Text: Anke te Heesen

Zunächst fallen die Unregelmäßigkeiten auf: Die kleinen Wülste, die sich nach vorn schieben; Dellen, die irreparabel erscheinen; Knicke in der glatten Fläche; Linien, die nicht senkrecht aufeinander treffen, sondern sich verzerrt aufeinander zubewegen: hier scheint nichts zu stimmen. Doch zugleich werden die Dellen, die Wülste und die Knicke gerahmt von der perfekten Linie des Kreises eines Rings, von der sauberen Kante der Gürtelschnalle und der ebenmäßigen Form des Manschettenknopfes. In der neuen Serie der Schmuckarbeiten von Susanne Sous geht es um gerahmte Unregelmäßigkeiten und folgen wir dem Titel der Serie, „CRUSH“, dann geht es um genau diese Spannung: die im kontrollierten Unfall produzierten Schäden und ihre Rahmung.
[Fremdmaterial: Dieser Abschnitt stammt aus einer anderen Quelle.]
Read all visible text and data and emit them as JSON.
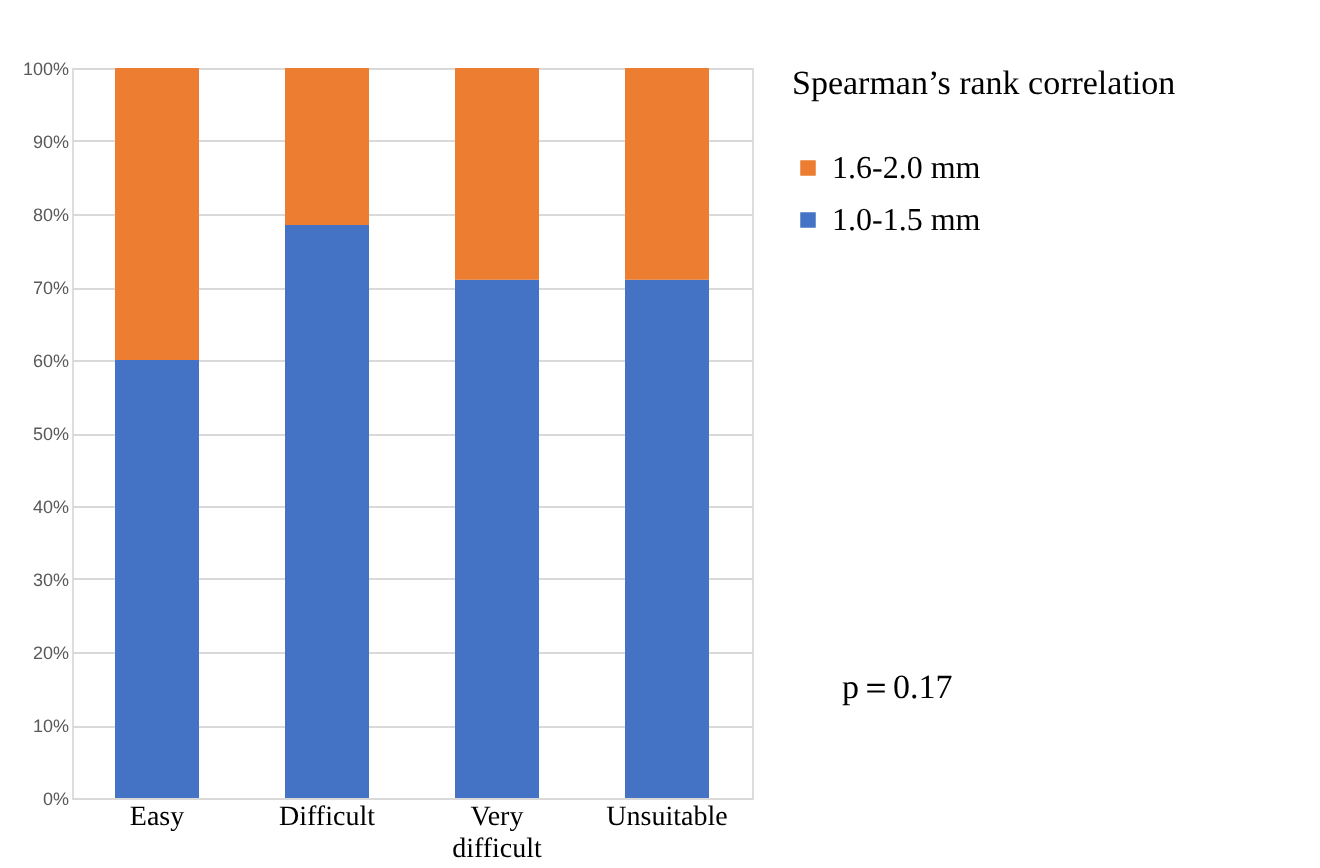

Gerahmt sind sie, weil sie in der Form eines Schmuckstückes auftreten, der Ring zu tragen ist, die Schnalle den Gürtel schließt und sie so ihrer intendierten Funktion nachkommen. Gleichzeitig scheint es dabei immer wieder zum Äußersten gekommen zu sein, wurde das Material Silber bis an seine Grenzen getrieben, Form, Gegenstand und Material einer beinahe unhaltbaren Belastung ausgesetzt. Doch kurz bevor das Material zum Klumpen verkommt, kurz bevor die Form den Druck nicht mehr halten kann und nicht mehr zu erkennen und zu benutzen ist, hört Sous auf zu zerren und zu pressen. Dies ist der Moment der größten Spannung, der in seiner ganzen Augenblicklichkeit deutlich wird: Vor uns liegen eine Reihe von silbernen, mal glänzend strahlenden, mal matt schimmernden Zerreißproben. Manche der silbernen Arbeiten sind farbig lackiert, doch auch der Lack vermag die Quetschungen nicht zu verdecken, die Schicht trägt vielmehr selbst Kratzer und Risse davon. Zusammen wirken die Objekte wie auf Dauer gestellte Unfälle, die niemandem schadeten, sondern die allein dazu gedacht waren, aus dem Unfall eine neue Form zu gewinnen und der geplanten Prellung mehr Wissen über das Material abzugewinnen.

Susanne Sous bleibt dabei ihrem Handwerk treu: Es war immer die Aufgabe des Goldschmiedes das Material zu erkunden und bis an die Grenzen zu treiben. Das Interessante dieser Serie besteht darin, dass die handwerkliche wie künstlerische Tugend mit dem Interesse für das Fehlerhafte, Zufällige und Nicht-Kontrollierbare zusammengebunden wird. Die Präzision des Handwerks, die ebenmäßige Schönheit des Schmuckgegenstandes auf der einen Seite und die zerstörte, gequetschte Form und die Unregelmäßigkeit auf der anderen – das sind die zwei Pole, die uns bis heute beschäftigen. Die präzise Technik birgt unter der glänzenden Oberfläche Unvorhergesehenheiten in sich, kann aus dem Ruder laufen und ist nicht zu beherrschen.

Dies mag einer der Gründe dafür sein, warum Sous’ Arbeiten mehr sind als Materialerkundungen, warum sie nach längerer Betrachtung einen überraschenden Surplus zeigen: An ihnen werden Zähmungsprozesse deutlich. Es handelt sich bei ihnen um kleine Schutzschilder. Man mag sie Amulette oder kleine moderne Reliquien nennen, sie sind Überbleibsel einer Handlung, die die das Schmuckstück tragende Person nicht mehr betrifft: Die Prellung wurde bereits in der Vergangenheit durch das feste Material aufgehalten, und wird dem Körper, den nun die Arbeit schmückt, nicht mehr schaden. Deshalb kann aus der Form ein Kraftspender werden, der gerahmt alle weiteren Zufälle und Unfälle, Makel und Fehler als schon geschehen betrachtet: Denn der große Zufall ist auf Dauer gestellt, in immer neuen Variationen. Indem wir ihn betrachten können, sind wir ihm nicht einfach ausgeliefert.